The IPO values the music subsidiary at around $21.3 billion, a price rivaling world-leading music streaming company Spotify.
Analysts said the latest IPO is part of the juggernaut’s broader push to expand its operations, as its core social media business is about to peak in terms of growth.
“It is a way for Tencent to diversify and bolster its business, given that the music arm has big advantages in obtaining resources in both content and copyright,” said Li Junhui, senior research fellow at the China University of Political Science and Law.
“Similar to its video services, these advantages in the music segment can help the company to monetize its business quickly,” he added.
With a combined 800 million monthly active users, TME runs four leading mobile music apps in China: QQ Music, Kugou Music, Kuwo Music and mobile karaoke app WeSing.

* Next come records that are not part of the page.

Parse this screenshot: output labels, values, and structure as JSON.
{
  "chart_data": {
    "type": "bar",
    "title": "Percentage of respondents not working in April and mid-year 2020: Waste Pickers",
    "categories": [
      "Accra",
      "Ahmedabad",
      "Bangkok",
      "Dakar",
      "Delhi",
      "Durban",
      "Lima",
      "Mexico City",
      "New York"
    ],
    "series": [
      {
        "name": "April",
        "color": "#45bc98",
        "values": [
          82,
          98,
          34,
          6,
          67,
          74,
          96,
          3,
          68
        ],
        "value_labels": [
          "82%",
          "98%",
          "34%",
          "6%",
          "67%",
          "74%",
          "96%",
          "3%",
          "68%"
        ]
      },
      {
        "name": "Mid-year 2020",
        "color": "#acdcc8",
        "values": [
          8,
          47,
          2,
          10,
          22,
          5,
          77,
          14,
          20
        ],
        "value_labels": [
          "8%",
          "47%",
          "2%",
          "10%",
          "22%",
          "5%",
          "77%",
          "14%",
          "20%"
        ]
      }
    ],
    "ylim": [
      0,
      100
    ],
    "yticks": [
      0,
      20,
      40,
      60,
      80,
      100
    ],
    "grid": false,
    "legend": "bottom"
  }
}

It reported a 244 percent jump in profit in the first nine months of this year to $394 million, from $114 million in the same period in 2017. That surge was thanks to rising user subscriptions for online music services and purchasing social entertainment services.
Industry insiders noted that this IPO has the same goal as Tencent’s overall investment strategy, which aims to gain revenue through tapping into diverse vertical areas, including social media, e-commerce, entertainment, gaming, as well as New Retail.
“Tencent has paid great attention to different areas in recent years, trying to break its traditional stereotype of only being in social media and gaming. The ultimate goal is to guarantee that its future development can be diversified and sustainable,” said Neil Wang, president of Frost & Sullivan China.
Wang noted that such efforts have paid off, as the company has already reaped the reward from its investments in other companies.
According to preliminary calculations, of the 40 or so Chinese internet companies that went public this year, 16 are Tencentbacked ones. They include smartphone maker Xiaomi Corp, ondemand service provider Meituan-Dianping and videostreaming site iQiyi.
Tencent’s third quarter fiscal report showed that its net income rose 30 percent to 23.3 billion yuan ($3.4 billion) this year, thanks to lower operating expenses and investment gains.
It has generated higher income from investment-related items compared to the same period last year. The value of its equity stakes in listed companies totals 273 billion yuan by September, according to its fiscal report.